There are issues which need an immediate resolution to peak the employment rate. First and foremost, the government should build a credible, data-driven information system on employment.

Unless this is done, the employment policies will continue to be made in isolation, divorced from the realistic demand-supply mechanism. Large scale industries and agriculture aren’t sustainable options for job growth in India, medium scale units are the only saving grace.

To fuel their growth, the government should extensively focus on unambiguous labour laws and easy and transparent access to credit. Government should actively look to expand the base of government jobs as well. The staff selection bodies at the central as well as the state level are running sub-optimally, taking years to finalise the hiring process. There is an urgent need to decongest the ‘regulatory cholesterol’ in these bodies.


What I saw in the narrow lanes of Gosain Tola wasn’t an aberration, it’s a common story everywhere. These youth are at the disposal of the theatrics of the society, which isn’t bound by a common social thread.

The recent spate of youth unrest in India, whether it be the university protests, Bhima Koregaon violence and to an extent, the lynchings, are really worrying symptoms.

Nikhila Henry, author of the book The Ferment, which features stories from across India of young people fighting the system said in an interview, “Young people in different parts of India feel a sense of restlessness as they face injustices.

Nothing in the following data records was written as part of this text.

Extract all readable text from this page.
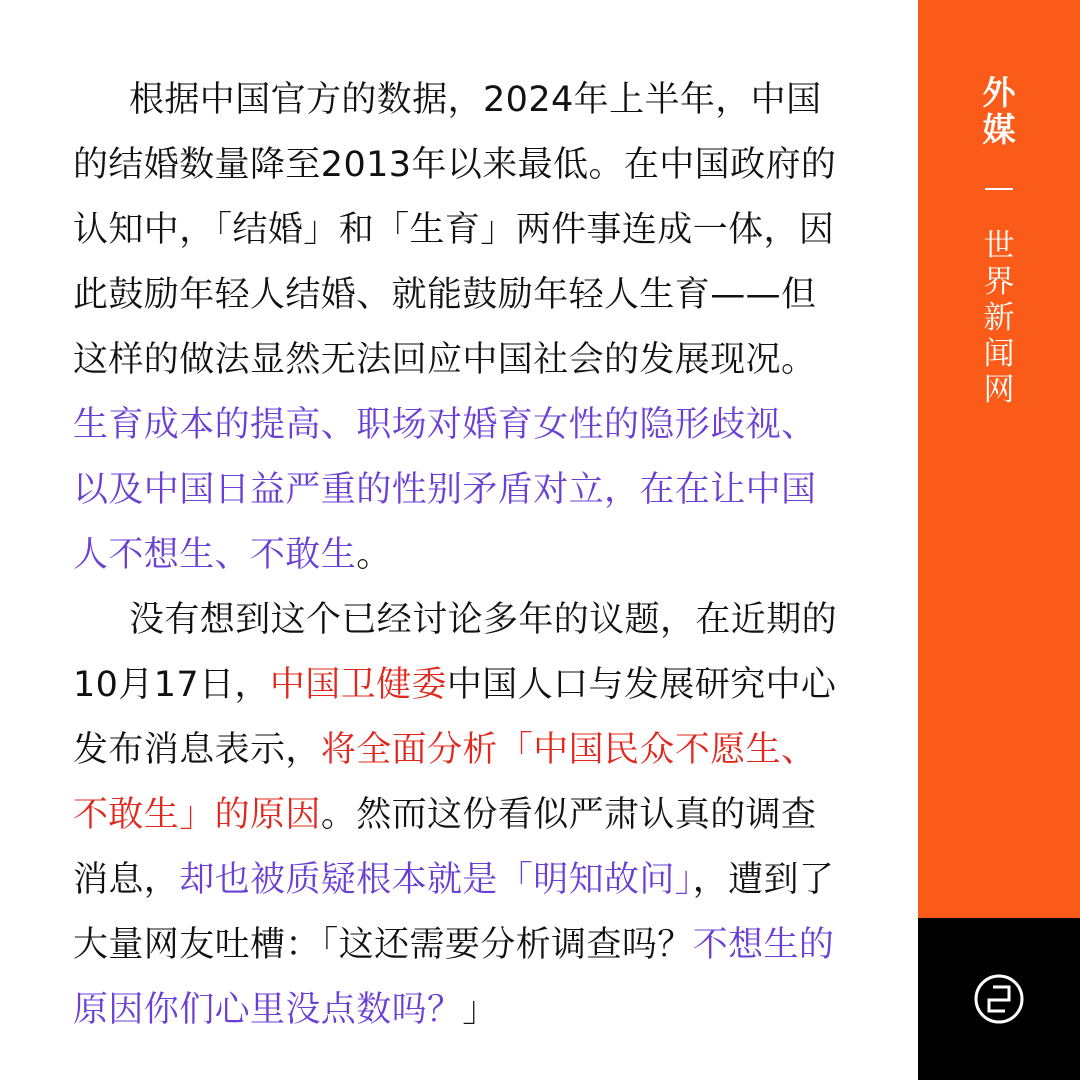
根据中国官方的数据，2024年上半年，中国的结婚数量降至2013年以来最低。在中国政府的认知中，「结婚」和「生育」两件事连成一体，因此鼓励年轻人结婚、就能鼓励年轻人生育——但这样的做法显然无法回应中国社会的发展现况。生育成本的提高、职场对婚育女性的隐形歧视、以及中国日益严重的性别矛盾对立，在在让中国人不想生、不敢生。

没有想到这个已经讨论多年的议题，在近期的10月17日，中国卫健委中国人口与发展研究中心发布消息表示，将全面分析「中国民众不愿生、不敢生」的原因。然而这份看似严肃认真的调查消息，却也被质疑根本就是「明知故问」，遭到了大量网友吐槽：「这还需要分析调查吗？不想生的原因你们心里没点数吗？」

外
媒
世
界
新
闻
网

There are those whose lives are affected by these injustices, and then there are those who are angry that we have become an unjust society. I think both these groups of people are connected in more ways than they acknowledge — they are uniformly disconnected from our growth story. And they are not happy that the politicians and policy-makers are trying to maintain status-quo.”

The government which will take over in the sultry summer of Delhi will have to immediately deal with the rising tempers of the listless Indian youth. It might continue to ignore the predicament only at its own and, at the larger level, society’s peril.

However, kicking the can down the road wouldn’t be an option as the anger simmers. A smart government should see the current imbroglio as an opportunity, an opportunity to reap the demographic dividend for which the window is really small.